Keep your modern socialist movement, I'll stick with the worker movement and communist theory struggle.
crazyirish93
14th July 2013, 01:41
For some reason catsattack reminds me a lot of daft punk with his/hers trotsky worshiping sorry for going off topic whatever the topic of this thread is..
Geiseric
14th July 2013, 23:08
If Castro is such a Trotsky fan, why did he invite Ramon Mercador into Cuba with open arms?
Soviet political pressure maybe?
If Fidel was an anti-Trot, clearly he was converted by my brilliant posts on revleft. Oh wait, I'm not a Trot. I mean clearly he was converted by the brilliant posts by this guy below ;)
http://www.djmrp.com/animated_down_arrow.gif
I find it a bit absurd to discuss Castro's opinions on Trotsky. Certainly, Trotsky was a figure of much greater historical significance compared to Castro, as the October Revolution is of much greater historical significance compared to Castro's democratic coup d'etat.
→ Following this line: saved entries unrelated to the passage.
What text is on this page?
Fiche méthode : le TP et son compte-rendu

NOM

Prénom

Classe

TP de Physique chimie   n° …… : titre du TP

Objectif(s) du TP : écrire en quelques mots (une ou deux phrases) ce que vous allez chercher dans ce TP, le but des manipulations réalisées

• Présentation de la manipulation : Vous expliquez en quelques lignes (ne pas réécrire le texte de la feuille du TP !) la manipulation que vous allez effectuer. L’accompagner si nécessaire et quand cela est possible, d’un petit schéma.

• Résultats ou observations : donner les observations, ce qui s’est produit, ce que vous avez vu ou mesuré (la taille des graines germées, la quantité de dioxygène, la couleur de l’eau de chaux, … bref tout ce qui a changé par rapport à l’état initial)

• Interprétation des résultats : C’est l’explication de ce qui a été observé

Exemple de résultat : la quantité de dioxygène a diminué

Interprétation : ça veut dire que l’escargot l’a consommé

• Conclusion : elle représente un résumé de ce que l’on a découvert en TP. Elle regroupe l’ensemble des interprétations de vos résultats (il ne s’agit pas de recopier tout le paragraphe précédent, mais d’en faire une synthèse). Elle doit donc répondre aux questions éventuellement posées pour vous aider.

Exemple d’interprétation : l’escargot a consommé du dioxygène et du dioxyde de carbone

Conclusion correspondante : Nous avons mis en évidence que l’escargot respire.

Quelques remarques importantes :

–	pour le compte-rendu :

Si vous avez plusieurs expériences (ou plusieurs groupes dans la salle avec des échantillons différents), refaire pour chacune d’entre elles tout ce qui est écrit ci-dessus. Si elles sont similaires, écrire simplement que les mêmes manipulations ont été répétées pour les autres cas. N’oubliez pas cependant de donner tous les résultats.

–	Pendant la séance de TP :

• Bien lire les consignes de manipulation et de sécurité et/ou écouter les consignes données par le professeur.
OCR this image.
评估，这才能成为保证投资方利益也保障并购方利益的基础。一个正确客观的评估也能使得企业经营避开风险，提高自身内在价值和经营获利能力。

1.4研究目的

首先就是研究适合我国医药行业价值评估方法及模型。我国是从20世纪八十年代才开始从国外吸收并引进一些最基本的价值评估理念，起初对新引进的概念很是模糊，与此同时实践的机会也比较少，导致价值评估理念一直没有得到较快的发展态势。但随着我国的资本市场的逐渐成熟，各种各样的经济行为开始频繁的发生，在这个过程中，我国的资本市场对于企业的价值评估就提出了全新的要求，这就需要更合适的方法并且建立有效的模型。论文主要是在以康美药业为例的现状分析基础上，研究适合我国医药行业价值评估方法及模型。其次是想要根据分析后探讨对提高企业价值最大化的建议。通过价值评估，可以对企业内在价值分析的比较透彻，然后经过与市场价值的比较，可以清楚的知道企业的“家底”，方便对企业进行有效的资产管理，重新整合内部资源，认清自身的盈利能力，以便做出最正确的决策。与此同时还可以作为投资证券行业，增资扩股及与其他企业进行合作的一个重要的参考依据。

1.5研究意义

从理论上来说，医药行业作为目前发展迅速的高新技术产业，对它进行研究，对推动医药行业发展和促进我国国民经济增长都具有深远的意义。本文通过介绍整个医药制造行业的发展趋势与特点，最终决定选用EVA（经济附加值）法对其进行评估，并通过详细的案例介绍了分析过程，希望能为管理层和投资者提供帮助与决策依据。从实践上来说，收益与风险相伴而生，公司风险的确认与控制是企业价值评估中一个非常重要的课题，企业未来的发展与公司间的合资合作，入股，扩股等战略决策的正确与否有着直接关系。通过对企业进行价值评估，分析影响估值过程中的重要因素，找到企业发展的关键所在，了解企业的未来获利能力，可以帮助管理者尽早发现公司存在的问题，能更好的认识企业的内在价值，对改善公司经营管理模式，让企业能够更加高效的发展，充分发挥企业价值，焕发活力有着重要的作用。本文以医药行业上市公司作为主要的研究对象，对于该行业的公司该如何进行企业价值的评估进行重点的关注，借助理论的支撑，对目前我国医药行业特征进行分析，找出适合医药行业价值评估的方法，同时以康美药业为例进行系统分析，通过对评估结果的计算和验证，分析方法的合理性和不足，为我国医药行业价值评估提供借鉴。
To be completely honest, how he describes the former US President Jimmy Carter as a “man of integrity”; accredits Charles De Gaulle with saving France, “its traditions, its national pride, the French defiance; how a minister in Franco’s fascist government in Spain, is, in Castro’s opinion, “an intelligent, shrewd Galician”; how praises President Lula, in Brazil as “a tenacious and fraternal fighter for the rights of labour and the Left, and a friend of our people" are all far more interesting.
Of course a respectable bourgeois politician has to praise other respectible bourgeois figures in an autobiography. Stalin is no longer the respectable bourgeois figure he used to be, so Castro must have felt the need to distance himself from Stalin's legacy by mildly praising his most famous opponent in a rather meaningless way, however how he praises Carter, De Gaulle, Lula and a fascist is far more telling of what he's really doing, and what really is.